Amazon is challenging Microsoft and IBM with the announcement of a new cloud-based machine learning service.

AWS launches machine learning service

The company claims Amazon Machine Learning on Amazon Web Services will allow developers without deep data science skills to take advantage of machine learning (ML).

Microsoft launched its own Azure Machine Learning Service last year, on the heels of IBM's move to separate its Watson system as a cloud-based business unit.

The AWS service, launched at its annual summit in San Francisco and available today, employs the same ML technology "used for years by Amazon’s internal data scientist community". The company suggests use cases could range from fraud detection to modelling and prediction of customer behaviour.

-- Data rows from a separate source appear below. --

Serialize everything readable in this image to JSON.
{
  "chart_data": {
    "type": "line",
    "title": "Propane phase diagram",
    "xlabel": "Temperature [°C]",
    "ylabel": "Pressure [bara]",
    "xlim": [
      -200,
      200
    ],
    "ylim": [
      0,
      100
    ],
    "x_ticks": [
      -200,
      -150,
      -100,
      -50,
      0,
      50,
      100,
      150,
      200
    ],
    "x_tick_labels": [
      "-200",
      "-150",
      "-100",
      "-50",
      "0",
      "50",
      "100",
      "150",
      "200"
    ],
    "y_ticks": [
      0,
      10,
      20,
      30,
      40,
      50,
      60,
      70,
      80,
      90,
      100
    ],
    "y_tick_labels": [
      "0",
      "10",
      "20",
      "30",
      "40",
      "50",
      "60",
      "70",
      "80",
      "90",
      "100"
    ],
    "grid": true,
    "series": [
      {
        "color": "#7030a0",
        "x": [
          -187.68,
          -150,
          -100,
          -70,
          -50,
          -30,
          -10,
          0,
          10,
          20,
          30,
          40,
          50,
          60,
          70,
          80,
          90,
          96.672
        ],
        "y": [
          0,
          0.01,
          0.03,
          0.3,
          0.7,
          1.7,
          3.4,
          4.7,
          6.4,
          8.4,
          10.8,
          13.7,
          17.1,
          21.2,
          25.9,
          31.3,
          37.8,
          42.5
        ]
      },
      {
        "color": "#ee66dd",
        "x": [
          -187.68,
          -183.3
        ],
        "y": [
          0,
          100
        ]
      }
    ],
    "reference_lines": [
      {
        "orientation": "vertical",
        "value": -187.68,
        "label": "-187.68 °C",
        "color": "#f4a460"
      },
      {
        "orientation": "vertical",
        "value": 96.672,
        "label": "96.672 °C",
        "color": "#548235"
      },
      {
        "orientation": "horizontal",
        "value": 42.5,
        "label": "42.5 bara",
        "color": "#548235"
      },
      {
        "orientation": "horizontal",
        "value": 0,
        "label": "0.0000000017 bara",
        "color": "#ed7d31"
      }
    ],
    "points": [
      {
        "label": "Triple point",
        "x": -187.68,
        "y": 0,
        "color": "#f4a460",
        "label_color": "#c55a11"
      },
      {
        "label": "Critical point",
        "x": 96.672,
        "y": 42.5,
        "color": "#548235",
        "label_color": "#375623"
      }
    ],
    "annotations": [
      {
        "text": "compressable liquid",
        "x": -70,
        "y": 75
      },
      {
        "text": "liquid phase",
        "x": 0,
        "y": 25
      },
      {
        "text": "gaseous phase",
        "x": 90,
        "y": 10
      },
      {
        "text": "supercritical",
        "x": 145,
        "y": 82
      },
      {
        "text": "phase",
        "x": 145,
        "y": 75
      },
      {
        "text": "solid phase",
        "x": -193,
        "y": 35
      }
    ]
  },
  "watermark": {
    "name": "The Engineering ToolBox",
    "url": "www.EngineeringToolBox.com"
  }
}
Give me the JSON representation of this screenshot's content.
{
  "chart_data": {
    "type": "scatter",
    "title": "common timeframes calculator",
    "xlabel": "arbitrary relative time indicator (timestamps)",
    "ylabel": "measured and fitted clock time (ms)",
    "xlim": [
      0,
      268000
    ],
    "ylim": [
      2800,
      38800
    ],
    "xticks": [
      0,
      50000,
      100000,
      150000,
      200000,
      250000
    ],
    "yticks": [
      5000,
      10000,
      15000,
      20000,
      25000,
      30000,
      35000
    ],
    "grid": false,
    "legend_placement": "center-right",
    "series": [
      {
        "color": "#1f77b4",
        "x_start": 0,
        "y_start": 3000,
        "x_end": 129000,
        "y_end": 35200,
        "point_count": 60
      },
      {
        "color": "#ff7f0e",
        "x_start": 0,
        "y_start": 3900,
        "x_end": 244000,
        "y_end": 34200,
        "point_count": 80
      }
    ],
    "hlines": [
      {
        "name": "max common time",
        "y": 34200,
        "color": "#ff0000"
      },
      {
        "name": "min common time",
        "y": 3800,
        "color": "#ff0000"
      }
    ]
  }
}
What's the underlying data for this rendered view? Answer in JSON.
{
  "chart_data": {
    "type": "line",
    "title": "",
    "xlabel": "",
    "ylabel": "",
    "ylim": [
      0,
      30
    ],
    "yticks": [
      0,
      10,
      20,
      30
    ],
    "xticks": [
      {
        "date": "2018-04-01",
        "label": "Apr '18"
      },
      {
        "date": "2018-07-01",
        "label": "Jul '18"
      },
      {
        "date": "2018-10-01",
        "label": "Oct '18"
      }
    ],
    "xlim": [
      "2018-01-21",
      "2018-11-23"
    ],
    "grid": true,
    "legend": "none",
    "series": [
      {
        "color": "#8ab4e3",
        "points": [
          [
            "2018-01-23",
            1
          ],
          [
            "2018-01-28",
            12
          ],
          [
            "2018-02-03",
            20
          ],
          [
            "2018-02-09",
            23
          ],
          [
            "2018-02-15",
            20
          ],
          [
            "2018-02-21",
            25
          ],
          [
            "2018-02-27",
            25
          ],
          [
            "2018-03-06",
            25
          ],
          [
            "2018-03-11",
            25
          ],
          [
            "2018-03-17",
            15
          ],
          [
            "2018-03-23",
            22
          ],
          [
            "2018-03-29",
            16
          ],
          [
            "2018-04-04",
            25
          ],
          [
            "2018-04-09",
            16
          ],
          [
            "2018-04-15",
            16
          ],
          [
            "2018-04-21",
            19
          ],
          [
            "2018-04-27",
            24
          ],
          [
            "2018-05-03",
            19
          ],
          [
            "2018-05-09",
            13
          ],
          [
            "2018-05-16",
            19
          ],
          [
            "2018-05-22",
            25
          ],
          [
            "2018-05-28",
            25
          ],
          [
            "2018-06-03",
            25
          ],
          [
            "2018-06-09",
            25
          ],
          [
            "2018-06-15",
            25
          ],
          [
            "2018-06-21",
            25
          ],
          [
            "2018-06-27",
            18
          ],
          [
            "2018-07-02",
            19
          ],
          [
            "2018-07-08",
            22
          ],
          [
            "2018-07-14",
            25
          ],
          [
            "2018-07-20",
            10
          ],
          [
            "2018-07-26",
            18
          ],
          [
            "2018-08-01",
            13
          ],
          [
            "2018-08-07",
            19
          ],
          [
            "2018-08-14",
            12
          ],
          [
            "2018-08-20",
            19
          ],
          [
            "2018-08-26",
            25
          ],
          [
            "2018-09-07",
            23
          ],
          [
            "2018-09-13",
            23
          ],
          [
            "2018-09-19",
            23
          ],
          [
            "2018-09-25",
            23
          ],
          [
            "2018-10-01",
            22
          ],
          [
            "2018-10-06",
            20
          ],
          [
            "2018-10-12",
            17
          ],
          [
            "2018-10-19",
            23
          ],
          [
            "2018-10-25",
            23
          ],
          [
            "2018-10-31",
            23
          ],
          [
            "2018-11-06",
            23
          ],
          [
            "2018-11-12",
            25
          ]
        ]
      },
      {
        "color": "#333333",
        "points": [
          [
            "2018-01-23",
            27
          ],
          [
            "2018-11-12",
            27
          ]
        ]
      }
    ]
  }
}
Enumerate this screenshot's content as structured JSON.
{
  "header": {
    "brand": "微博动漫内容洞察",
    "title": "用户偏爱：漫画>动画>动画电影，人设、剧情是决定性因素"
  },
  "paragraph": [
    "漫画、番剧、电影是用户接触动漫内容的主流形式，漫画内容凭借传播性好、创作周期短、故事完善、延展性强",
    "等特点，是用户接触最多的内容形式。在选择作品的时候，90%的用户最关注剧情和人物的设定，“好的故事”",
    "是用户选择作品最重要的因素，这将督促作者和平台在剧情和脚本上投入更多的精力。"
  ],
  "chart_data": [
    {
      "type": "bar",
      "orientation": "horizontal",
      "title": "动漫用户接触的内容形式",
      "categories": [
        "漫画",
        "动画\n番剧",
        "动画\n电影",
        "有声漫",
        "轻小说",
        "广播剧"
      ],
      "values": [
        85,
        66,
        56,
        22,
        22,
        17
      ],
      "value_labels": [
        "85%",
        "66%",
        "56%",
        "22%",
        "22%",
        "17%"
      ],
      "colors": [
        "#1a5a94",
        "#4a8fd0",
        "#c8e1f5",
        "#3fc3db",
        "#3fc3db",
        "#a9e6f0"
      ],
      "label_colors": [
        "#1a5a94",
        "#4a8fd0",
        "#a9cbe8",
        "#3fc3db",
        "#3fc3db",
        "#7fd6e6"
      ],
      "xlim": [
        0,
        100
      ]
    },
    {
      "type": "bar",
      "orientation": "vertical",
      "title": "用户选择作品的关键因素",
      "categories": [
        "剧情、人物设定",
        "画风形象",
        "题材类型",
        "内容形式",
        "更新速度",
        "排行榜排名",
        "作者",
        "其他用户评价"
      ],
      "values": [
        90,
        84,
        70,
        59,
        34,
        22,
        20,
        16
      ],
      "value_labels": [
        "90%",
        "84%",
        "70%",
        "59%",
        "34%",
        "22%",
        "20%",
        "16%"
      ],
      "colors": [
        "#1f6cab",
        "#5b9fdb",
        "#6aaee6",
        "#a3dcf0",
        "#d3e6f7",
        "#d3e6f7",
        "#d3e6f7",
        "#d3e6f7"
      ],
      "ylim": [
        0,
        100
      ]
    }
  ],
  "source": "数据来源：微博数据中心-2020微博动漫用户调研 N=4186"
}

A blog post by AWS' chief evangelist Jeff Barr includes a step-by-step demonstration of how developers with existing unexploited datasets would use the new service and offers suggestions on preparing data for the training process.

Pricing is on a pay-as-you-go basis with data analysis, model training, and model evaluation priced at US$0.42 (A$0.55) per compute hour.

Batch predictions will cost US$0.10 (A$0.13) for every 1000 predictions, rounded up to the next 1000, with real-time predictions incurring an additional hourly reserved capacity charge.

Charges for data stored in S3, Amazon RDS, and Amazon Redshift are billed separately.